In an effort designed to shed some light on this important subject, Nott and Forsyth present what they describe as "new sedimentary data from the southwest (SW) Pacific and southeast (SE) Indian Ocean regions which allow us to make comparisons with existing sediment records from the Atlantic Ocean (Donnelly and Woodruff, 2007; Mann et al., 2009), northwest (NW) Pacific (Woodruff et al., 2009), Gulf of Mexico (Liu and Fearn, 1993, 2000; Lane et al., 2011) and the Gulf of Carpentaria, Australia (Rhodes et al., 1980)." And based upon such comparisons, the two Australian researchers report that "long-term global TC activity is not random." Rather, there is, as they demonstrate, "a substantial degree of synchroneity in global intense TC behavior over the past 3,000 to 5,000 years." Indeed, they say that "one of the most striking aspects of these records is they all display extended alternating periods (centuries to millennia) of relative quiescence and heightened intense TC activity irrespective of both the resolution and type of long-term TC record."

Based on such findings, it is clear that something has orchestrated the ebbing and flowing of global TC activity over the last 5,000 years, but that something has most certainly not been changes in the atmosphere's CO2 concentration, as it has remained quite stable over this entire period (with the exception of the past 100 years or so, when it has risen substantially, but without any demonstrable change in global TC activity). As a result, there is no compelling reason to believe that any further increase in the air's CO2 content will have any significant impact on these destructive storms.

Additional References
Donnelly, J.P. and Woodruff, J.S. 2007. Intense hurricane activity over the past 5,000 years controlled by El Niño and the West African monsoon. Nature 447: 465-468.

Lane, P., Donnelly, J.P., Woodruffe, J.D. and Hawkes, A.D. 2011. A decadally-resolved paleohurricane record archived in the late Holocene sediments of a Florida sinkhole. Marine Geology 287: 14-30.

Liu, K. and Fearn, M. 1993. Lake sediment record of late Holocene hurricane activities from coastal Alabama. Geology 21: 793-796.

Liu, K. and Fearn, M. 2000. Reconstruction of prehistoric landfall frequencies of catastrophic hurricanes in northwestern Florida from lake sediment records. Quaternary Research 54: 238-245.

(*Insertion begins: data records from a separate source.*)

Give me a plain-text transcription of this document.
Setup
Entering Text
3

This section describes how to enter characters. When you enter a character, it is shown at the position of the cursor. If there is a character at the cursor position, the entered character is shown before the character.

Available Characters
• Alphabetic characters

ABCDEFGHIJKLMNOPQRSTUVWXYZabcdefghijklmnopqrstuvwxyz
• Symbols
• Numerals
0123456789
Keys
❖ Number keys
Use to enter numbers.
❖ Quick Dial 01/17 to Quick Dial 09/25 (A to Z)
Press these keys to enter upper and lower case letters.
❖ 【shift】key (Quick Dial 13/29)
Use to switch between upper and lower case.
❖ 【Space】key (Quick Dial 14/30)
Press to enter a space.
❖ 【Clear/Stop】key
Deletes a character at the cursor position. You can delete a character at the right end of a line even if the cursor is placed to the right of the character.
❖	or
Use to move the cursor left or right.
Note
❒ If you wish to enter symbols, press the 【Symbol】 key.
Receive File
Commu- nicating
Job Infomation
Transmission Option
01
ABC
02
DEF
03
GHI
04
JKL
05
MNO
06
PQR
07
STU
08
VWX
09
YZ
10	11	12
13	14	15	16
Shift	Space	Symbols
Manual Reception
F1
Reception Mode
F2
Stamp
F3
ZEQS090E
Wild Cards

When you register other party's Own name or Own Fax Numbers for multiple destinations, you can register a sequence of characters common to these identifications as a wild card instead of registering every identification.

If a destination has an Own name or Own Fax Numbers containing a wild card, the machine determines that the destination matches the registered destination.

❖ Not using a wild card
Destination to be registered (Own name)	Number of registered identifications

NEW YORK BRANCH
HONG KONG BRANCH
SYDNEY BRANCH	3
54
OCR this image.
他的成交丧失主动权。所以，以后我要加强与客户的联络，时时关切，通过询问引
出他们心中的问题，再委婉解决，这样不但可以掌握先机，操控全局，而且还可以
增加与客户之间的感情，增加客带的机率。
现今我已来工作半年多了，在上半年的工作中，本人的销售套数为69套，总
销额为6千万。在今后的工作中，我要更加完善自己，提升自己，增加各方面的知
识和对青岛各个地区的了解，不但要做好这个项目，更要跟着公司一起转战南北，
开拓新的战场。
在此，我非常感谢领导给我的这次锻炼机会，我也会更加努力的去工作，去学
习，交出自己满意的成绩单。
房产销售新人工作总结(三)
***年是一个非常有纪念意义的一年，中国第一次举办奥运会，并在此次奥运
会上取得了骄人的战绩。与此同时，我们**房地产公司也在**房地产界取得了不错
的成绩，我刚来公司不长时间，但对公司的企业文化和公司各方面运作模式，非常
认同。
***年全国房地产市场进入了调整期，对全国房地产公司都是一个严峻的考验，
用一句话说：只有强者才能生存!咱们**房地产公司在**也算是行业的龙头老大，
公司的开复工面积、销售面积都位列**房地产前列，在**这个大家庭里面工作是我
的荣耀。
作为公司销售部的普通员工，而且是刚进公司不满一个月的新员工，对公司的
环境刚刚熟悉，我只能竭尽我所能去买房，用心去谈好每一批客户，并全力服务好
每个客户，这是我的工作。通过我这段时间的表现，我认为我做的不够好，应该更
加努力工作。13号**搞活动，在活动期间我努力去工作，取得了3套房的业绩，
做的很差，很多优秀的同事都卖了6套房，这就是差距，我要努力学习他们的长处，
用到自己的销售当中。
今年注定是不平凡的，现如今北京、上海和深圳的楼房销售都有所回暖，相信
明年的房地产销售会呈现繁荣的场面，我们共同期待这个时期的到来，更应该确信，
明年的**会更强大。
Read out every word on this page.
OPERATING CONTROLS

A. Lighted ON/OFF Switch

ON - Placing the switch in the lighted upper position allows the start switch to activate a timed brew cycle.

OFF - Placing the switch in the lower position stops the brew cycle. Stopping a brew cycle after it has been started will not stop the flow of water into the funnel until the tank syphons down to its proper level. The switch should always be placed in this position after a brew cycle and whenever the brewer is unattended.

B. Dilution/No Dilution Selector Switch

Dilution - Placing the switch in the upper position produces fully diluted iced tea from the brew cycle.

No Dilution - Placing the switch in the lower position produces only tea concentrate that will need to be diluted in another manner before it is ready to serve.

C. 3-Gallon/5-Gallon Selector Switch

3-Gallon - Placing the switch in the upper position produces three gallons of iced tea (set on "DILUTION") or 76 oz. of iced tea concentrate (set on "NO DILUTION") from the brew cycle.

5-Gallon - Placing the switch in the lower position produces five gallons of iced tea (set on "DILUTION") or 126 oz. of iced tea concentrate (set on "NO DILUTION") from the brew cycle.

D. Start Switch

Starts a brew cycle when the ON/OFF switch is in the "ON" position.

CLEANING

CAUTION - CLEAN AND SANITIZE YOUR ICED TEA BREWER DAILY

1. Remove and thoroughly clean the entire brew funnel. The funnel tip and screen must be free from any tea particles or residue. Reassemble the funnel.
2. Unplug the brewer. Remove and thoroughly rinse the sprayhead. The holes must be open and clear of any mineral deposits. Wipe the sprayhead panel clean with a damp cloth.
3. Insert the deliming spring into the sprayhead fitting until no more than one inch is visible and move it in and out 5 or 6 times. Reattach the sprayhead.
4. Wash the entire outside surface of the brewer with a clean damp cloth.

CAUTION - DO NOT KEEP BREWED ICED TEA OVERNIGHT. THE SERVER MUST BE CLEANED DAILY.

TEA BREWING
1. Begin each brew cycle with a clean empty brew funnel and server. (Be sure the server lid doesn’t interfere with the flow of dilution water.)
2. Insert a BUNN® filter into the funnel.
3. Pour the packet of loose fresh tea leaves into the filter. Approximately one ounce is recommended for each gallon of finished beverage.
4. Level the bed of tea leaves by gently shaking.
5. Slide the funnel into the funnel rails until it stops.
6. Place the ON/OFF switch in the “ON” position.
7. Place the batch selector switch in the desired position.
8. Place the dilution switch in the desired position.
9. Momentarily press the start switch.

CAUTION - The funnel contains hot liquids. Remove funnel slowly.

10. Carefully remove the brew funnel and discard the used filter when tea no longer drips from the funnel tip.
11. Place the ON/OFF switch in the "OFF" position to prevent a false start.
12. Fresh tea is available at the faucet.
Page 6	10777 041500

Mann, M.E., Woodruff, J.D., Donnelly, J.P. and Zhang, Z. 2009. Atlantic hurricanes and climate over the past 1,500 years. Nature 460: 880-883.

Rhodes, E.G., Polach, H.A., Thom, B.G. and Wilson, S.R. 1980. Age structure of Holocene coastal sediments, Gulf of Carpentaria, Australia. Radiocarbon 22: 718-727.

Woodruff, J.D., Donnelly, J.P. and Okusu, A. 2009. Exploring typhoon variability over the min-to-late Holocene: Evidence of extreme coastal flooding from Kamikoshiki, Japan. Quaternary Science Reviews 28: 1774-1785.